Management should be tailored to the needs of the individual. The condition may be more of an issue in some relationships than others and patient expectation should be explored. Psychosexual counselling may be sufficient.
  • General advice:
    • More frequent sex (or masturbation): premature ejaculation is more likely if there is a longer gap between sexual intercourse.
    • Using a condom to decrease sensation.
    • Sex with the woman on top reduces the likelihood of premature ejaculation.
    • Squeeze and stop-go techniques: stimulating the penis almost to the point of ejaculation and then stopping. These techniques are often effective but may take a few months to produce any benefit and relapse is common..
    • Behavioural treatments are useful for secondary premature ejaculation but are not recommended first-line for lifelong premature ejaculation. They are time-intensive and require commitment from the partner.
  • Drug therapy:
    • Selective serotonin reuptake inhibitor (SSRI) antidepressants are the most commonly used (off-label use) but need to be taken daily for 12 weeks before the maximum effect is achieved. Paroxetine, clomipramine, sertraline and fluoxetine have all been shown to be effective. Reduced response to treatment has been recorded after 6-12 months.
    • In patients who cannot tolerate the side-effects of SSRIs, on-demand treatment with clomipramine may be a suitable alternative.
    • Daproxetine is an SSRI which has been specifically developed for the treatment of premature ejaculation and is proving highly effective. 
    • Sildenafil is an effective alternative, especially in older men and when associated with erectile dysfunction. Studies suggest that It improves intravaginal latency times, reduces performance anxiety and improves sexual satisfaction. It is thought to act by down-regulating the ejaculation threshold. There is some evidence that a combination of sildenafil with SSRI is better than SSRI monotherapy.
    • Anaesthetic creams may be effective and may show an additive effect when combined with sildenafil. Aerosol sprays are proving popular and novel preparations are being developed. Topical preparations may be the preferred therapy for some patients. 

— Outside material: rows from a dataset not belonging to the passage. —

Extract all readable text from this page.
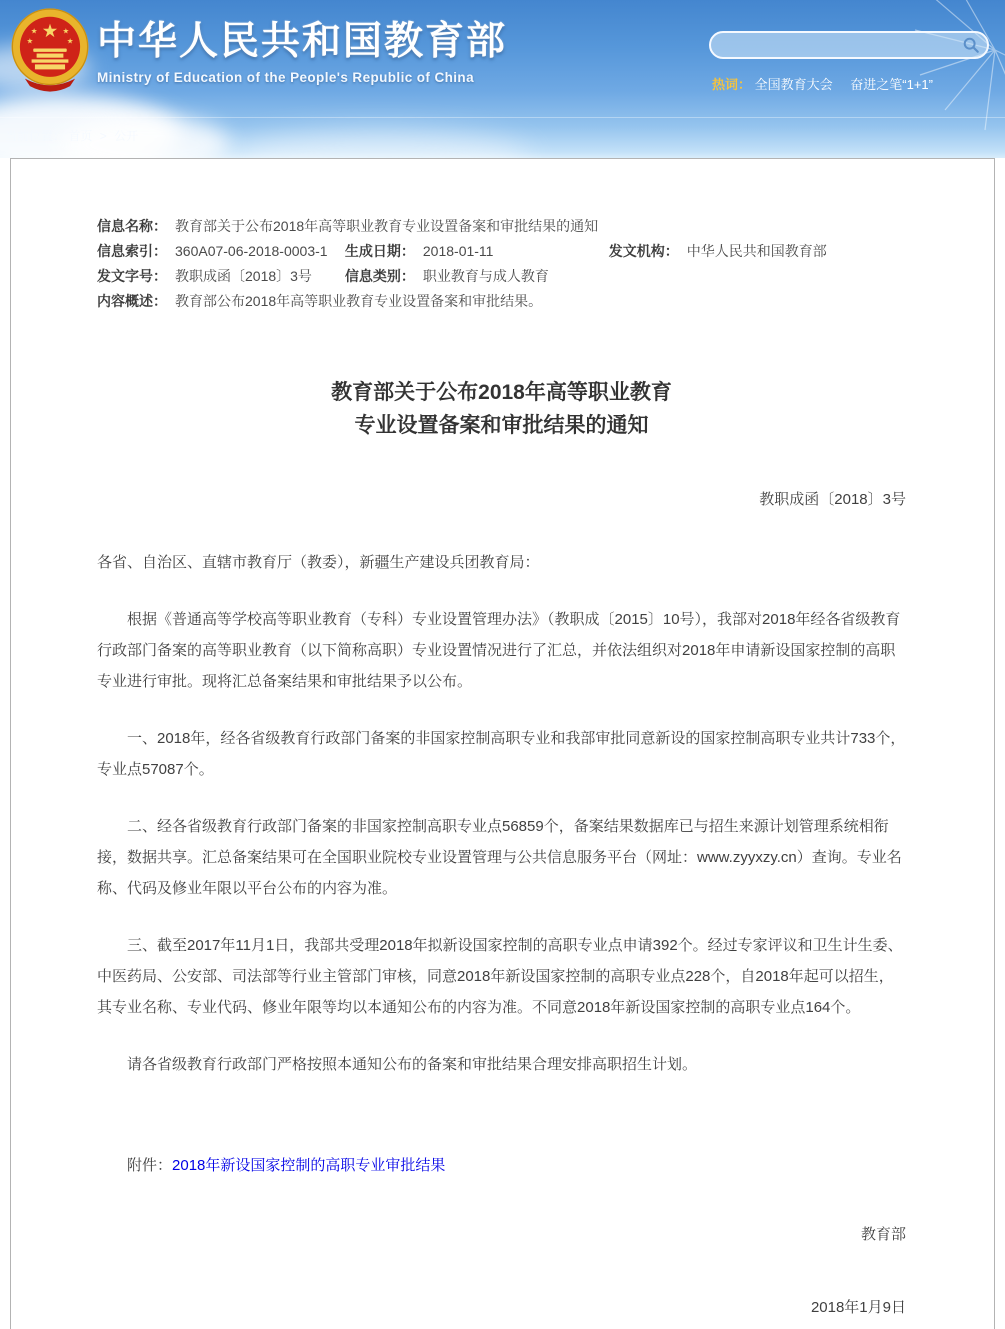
★
★	★
★	★ 中华人民共和国教育部
Ministry of Education of the People's Republic of China	热词： 全国教育大会 奋进之笔“1+1”
当前位置： 首页 > 公开
信息名称： 教育部关于公布2018年高等职业教育专业设置备案和审批结果的通知
信息索引： 360A07-06-2018-0003-1 生成日期： 2018-01-11	发文机构： 中华人民共和国教育部
发文字号： 教职成函〔2018〕3号 信息类别： 职业教育与成人教育
内容概述： 教育部公布2018年高等职业教育专业设置备案和审批结果。
教育部关于公布2018年高等职业教育
专业设置备案和审批结果的通知
教职成函〔2018〕3号

各省、自治区、直辖市教育厅（教委），新疆生产建设兵团教育局：

根据《普通高等学校高等职业教育（专科）专业设置管理办法》（教职成〔2015〕10号），我部对2018年经各省级教育行政部门备案的高等职业教育（以下简称高职）专业设置情况进行了汇总，并依法组织对2018年申请新设国家控制的高职专业进行审批。现将汇总备案结果和审批结果予以公布。

一、2018年，经各省级教育行政部门备案的非国家控制高职专业和我部审批同意新设的国家控制高职专业共计733个，专业点57087个。

二、经各省级教育行政部门备案的非国家控制高职专业点56859个，备案结果数据库已与招生来源计划管理系统相衔接，数据共享。汇总备案结果可在全国职业院校专业设置管理与公共信息服务平台（网址：www.zyyxzy.cn）查询。专业名称、代码及修业年限以平台公布的内容为准。

三、截至2017年11月1日，我部共受理2018年拟新设国家控制的高职专业点申请392个。经过专家评议和卫生计生委、中医药局、公安部、司法部等行业主管部门审核，同意2018年新设国家控制的高职专业点228个，自2018年起可以招生，其专业名称、专业代码、修业年限等均以本通知公布的内容为准。不同意2018年新设国家控制的高职专业点164个。

请各省级教育行政部门严格按照本通知公布的备案和审批结果合理安排高职招生计划。

附件：2018年新设国家控制的高职专业审批结果

教育部

2018年1月9日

    • Tramadol has been found to have beneficial effect in the treatment of premature ejaculation but further studies of long-term safety are required before this treatment can be recommended as a viable option.
  • Psychosexual therapy:
    • The evidence base for the effectiveness of psychological interventions.is limited and randomised trials with larger sample sizes are needed.
  • Surgery:
    • One study reported that a short frenulum was found in 43% of individuals affected by lifelong premature ejaculation. Frenulectomy was effective in relieving the problem and the authors recommended excluding short frenulum in all patients with lifelong premature ejaculation.

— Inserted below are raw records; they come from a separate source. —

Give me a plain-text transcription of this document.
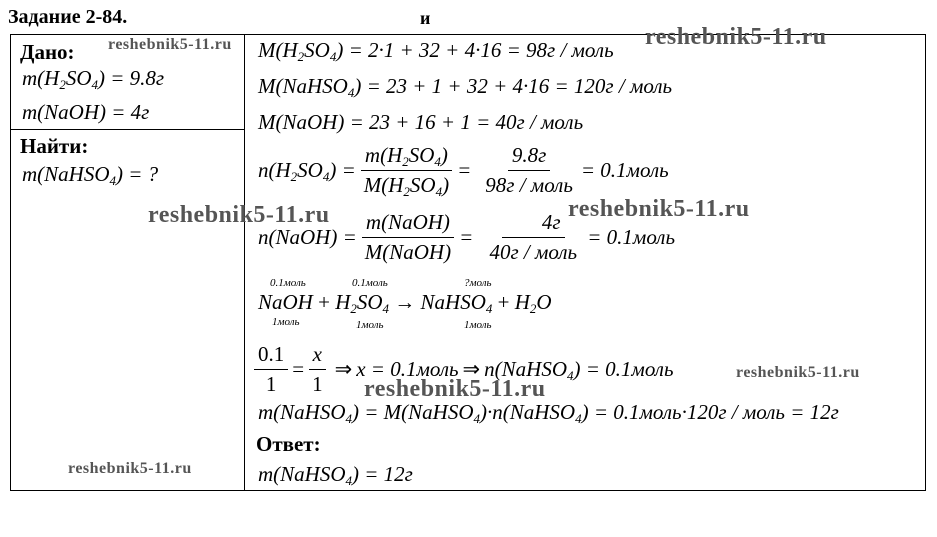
Задание 2-84.	и
Дано:
$m(H_2SO_4) = 9.8г$
m(NaOH) = 4г
Найти:
m(NaHSO$_4$) = ?
$M(H_2SO_4) = 2\cdot 1 + 32 + 4\cdot 16 = 98г$ / моль
M(NaHSO$_4$) = 23 + 1 + 32 + 4·16 = 120г / моль
M(NaOH) = 23 + 16 + 1 = 40г / моль
$n(H_2SO_4) = \frac{m(H_2SO_4)}{M(H_2SO_4)} = \frac{9.8г}{\text{98г / моль}}$ = 0.1моль
n(NaOH) = $\frac{\text{m(NaOH)}}{\text{M(NaOH)}} = \frac{4г}{\text{40г / моль}}$ = 0.1моль
0.1моль	0.1моль	?моль
NaOH + $H_2SO_4$ → NaHSO$_4$ + $H_2O$
1моль	1моль	1моль
$\frac{0.1}{1} = \frac{x}{1}$ ⇒ x = 0.1моль ⇒ n(NaHSO$_4$) = 0.1моль
m(NaHSO$_4$) = M(NaHSO$_4$)·n(NaHSO$_4$) = 0.1моль·120г / моль = 12г
Ответ:
m(NaHSO$_4$) = 12г
reshebnik5-11.ru	reshebnik5-11.ru
reshebnik5-11.ru	reshebnik5-11.ru
reshebnik5-11.ru
reshebnik5-11.ru
reshebnik5-11.ru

Premature ejaculation may have a significant adverse effect on both self-confidence and the relationship. One study reported that premature ejaculation can lead to sexual dissatisfaction, a feeling that something is missing from the relationship and an impaired sense of intimacy. If the condition remains untreated it can lead to increased irritability, interpersonal difficulties and deepening of an emotional divide.